Quando finalmente, após ter pousado a chávena de café no pires ele se calou e refastelando-se na cadeira aguardou o contraditório, provavelmente convencido que da minha boca sairiam mil e uma desculpas em catadupa, num arrependimento mortal próprios de uma mente confusa ou deturpada, sorri e brincando com a minha curta barba apenas lhe perguntei, sem qualquer ponta de maldade ou cinismo:
-És feliz?
-Que...Não estamos a falar de mim pai!
-Não. Estamos a falar de mim, mas para que me compreendas preciso que me respondas.
-Se sou feliz? Sei lá isso é relativo e nem penso muito nisso.
-É como a morte. Nunca pensamos muito nisso até ela chegar...
-Pai, não desconverses! A verdade...
-A tua verdade, aquela que te puseram nessa cabecinha é que eu olhei para o cu da nossa empregada e num acesso de loucura saltei-lhe em cima, depois meti-a no carro e trouxe-a para aqui para me servir dela até me fartar, certo?
O pequeno grande homem, (porque no fundo, apesar de toda a sua altura e idade não deixava nunca de ser o meu menino, a minha criança feita cada vez mais à imagem e semelhança da cruela sua mãe), olhou-me incerto sobre o meu aparente sarcasmo e porque já havia sido previamente formatado por ela, concordou num sorriso amarelo:
-Algo desse género.
E demoradamente, com todas as pausas do mundo para que ele pudesse assimilar na amplitude máxima da magia da minha descoberta numa nova realidade a dois, que talvez fosse alternativa mas nunca ficcional, lhe narrei o verdadeiro abandono. O da sua mãe, que me deixara perdido e desnorteado. Que me descartara, acabado, rasgado, comido e cuspido numa vida a dois, a três e a quatro sem sentido, num lar que não era um lar, mas uma ala psiquiátrica do mais denso nível e de uma vida presa a um emprego que nunca fora verdadeiramente o meu, mas a minha prisão física e mental. O abandono, a fuga para a frente que ela escolhera, junto de um novo prisioneiro, um novo canalha, sem uma conversa franca, sem uma justificação, sem um testamento de vontades, mas com telefonemas de advogados....E graças a Deus, aos santos e a todas aquelas divindades criadas na imaginação humana que tal sucedeu.

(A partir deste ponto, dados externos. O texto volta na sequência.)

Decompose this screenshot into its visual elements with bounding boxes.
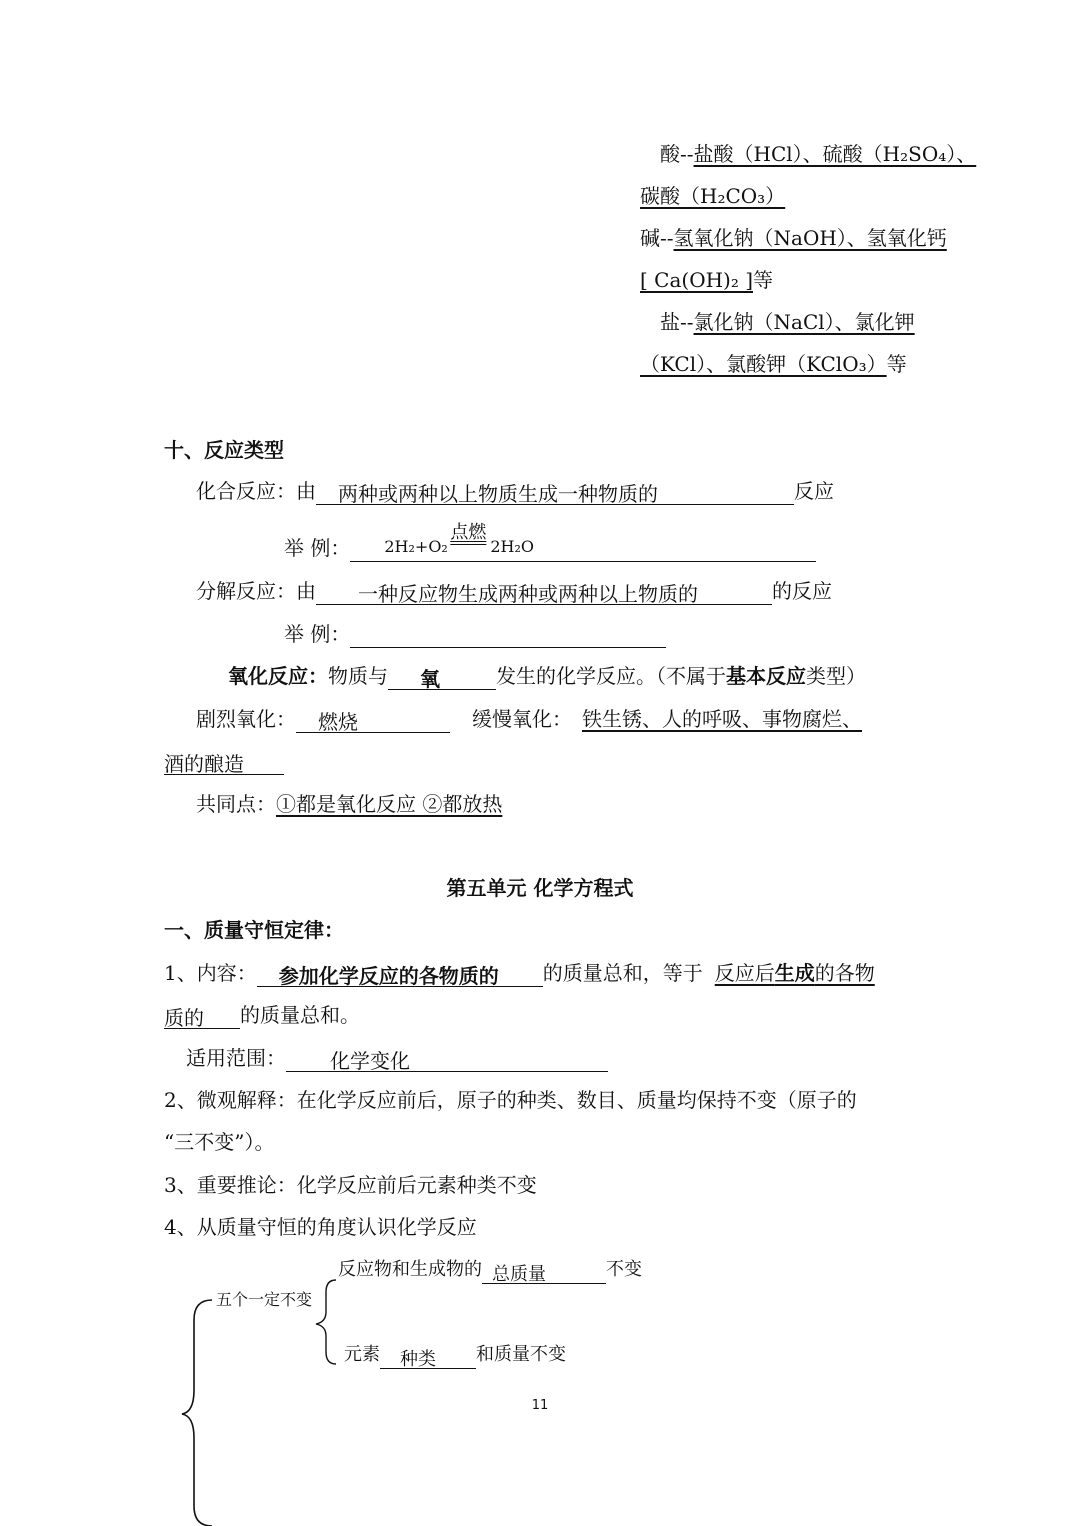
conservation-content: 1、内容： 参加化学反应的各物质的 的质量总和，等于 反应后生成的各物 bbox=[164, 961, 875, 988]
content-blank-1: 参加化学反应的各物质的 bbox=[257, 962, 543, 987]
view-reaction: 4、从质量守恒的角度认识化学反应 bbox=[164, 1215, 477, 1239]
conservation-content-2: 质的 的质量总和。 bbox=[164, 1003, 360, 1030]
content-blank-2: 反应后生成的各物 bbox=[714, 961, 875, 985]
unit5-heading1: 一、质量守恒定律： bbox=[164, 918, 344, 942]
salt-line: 盐--氯化钠（NaCl）、氯化钾 bbox=[660, 310, 915, 334]
combination-blank: 两种或两种以上物质生成一种物质的 bbox=[316, 480, 794, 505]
acid-line-2: 碳酸（H₂CO₃） bbox=[640, 184, 786, 208]
section10-heading: 十、反应类型 bbox=[164, 438, 284, 462]
combination-example-blank: 2H₂+O₂ 点燃 2H₂O bbox=[350, 537, 816, 562]
scope-blank: 化学变化 bbox=[286, 1047, 608, 1072]
content-blank-3: 质的 bbox=[164, 1004, 240, 1029]
slow-oxidation-examples: 铁生锈、人的呼吸、事物腐烂、 bbox=[582, 707, 862, 731]
acid-line: 酸--盐酸（HCl）、硫酸（H₂SO₄）、 bbox=[660, 142, 977, 166]
five-unchanged-label: 五个一定不变 bbox=[216, 1290, 313, 1309]
violent-blank: 燃烧 bbox=[296, 708, 450, 733]
branch-total-mass: 反应物和生成物的 总质量 不变 bbox=[338, 1259, 642, 1285]
important-inference: 3、重要推论：化学反应前后元素种类不变 bbox=[164, 1173, 537, 1197]
branch1-blank: 总质量 bbox=[482, 1261, 606, 1284]
acid-examples: 盐酸（HCl）、硫酸（H₂SO₄）、 bbox=[693, 142, 977, 166]
micro-explanation: 2、微观解释：在化学反应前后，原子的种类、数目、质量均保持不变（原子的 bbox=[164, 1088, 857, 1112]
base-line-2: [ Ca(OH)₂ ]等 bbox=[640, 268, 774, 292]
violent-slow-oxidation: 剧烈氧化： 燃烧 缓慢氧化： 铁生锈、人的呼吸、事物腐烂、 bbox=[196, 707, 862, 734]
unit5-title: 第五单元 化学方程式 bbox=[446, 876, 634, 900]
branch2-blank: 种类 bbox=[380, 1346, 476, 1369]
oxidation-blank: 氧 bbox=[388, 665, 496, 690]
inner-brace bbox=[316, 1280, 336, 1364]
outer-brace bbox=[182, 1300, 212, 1526]
common-points: 共同点：①都是氧化反应 ②都放热 bbox=[196, 792, 503, 816]
base-examples: 氢氧化钠（NaOH）、氢氧化钙 bbox=[673, 226, 947, 250]
oxidation-reaction: 氧化反应：物质与 氧 发生的化学反应。（不属于基本反应类型） bbox=[228, 664, 866, 691]
branch-element: 元素 种类 和质量不变 bbox=[344, 1344, 566, 1370]
micro-explanation-2: “三不变”）。 bbox=[164, 1130, 275, 1154]
base-line: 碱--氢氧化钠（NaOH）、氢氧化钙 bbox=[640, 226, 947, 250]
page-number: 11 bbox=[531, 1398, 549, 1413]
combination-reaction: 化合反应：由 两种或两种以上物质生成一种物质的 反应 bbox=[196, 479, 834, 506]
reaction-condition: 点燃 bbox=[450, 522, 487, 543]
scope-line: 适用范围： 化学变化 bbox=[186, 1044, 608, 1072]
salt-examples: 氯化钠（NaCl）、氯化钾 bbox=[693, 310, 915, 334]
slow-blank-2: 酒的酿造 bbox=[164, 750, 284, 775]
decomposition-example: 举 例： bbox=[284, 620, 666, 648]
decomposition-blank: 一种反应物生成两种或两种以上物质的 bbox=[316, 580, 772, 605]
decomposition-reaction: 分解反应：由 一种反应物生成两种或两种以上物质的 的反应 bbox=[196, 579, 832, 606]
combination-example: 举 例： 2H₂+O₂ 点燃 2H₂O bbox=[284, 534, 816, 562]
salt-line-2: （KCl）、氯酸钾（KClO₃）等 bbox=[640, 352, 907, 376]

-Sabes, - Contava-lhe eu com o mesmo tom de voz que usava na sua infância para lhe explicar o mundo- Somos tão formatados por tudo o que nos rodeia e nos deprime, tão cegos pela falsa luz de uma razão qualquer que nos atiram para cima que raramente nos apercebemos que a felicidade é um pequeno passo. Bem sei, pobre rapaz , que parece uma frase feita sacada de qualquer livro de auto-ajuda, mas nem sempre temos o dom da palavra que nos permita com exactidão descrever tudo aquilo que o coração debita à nossa mente.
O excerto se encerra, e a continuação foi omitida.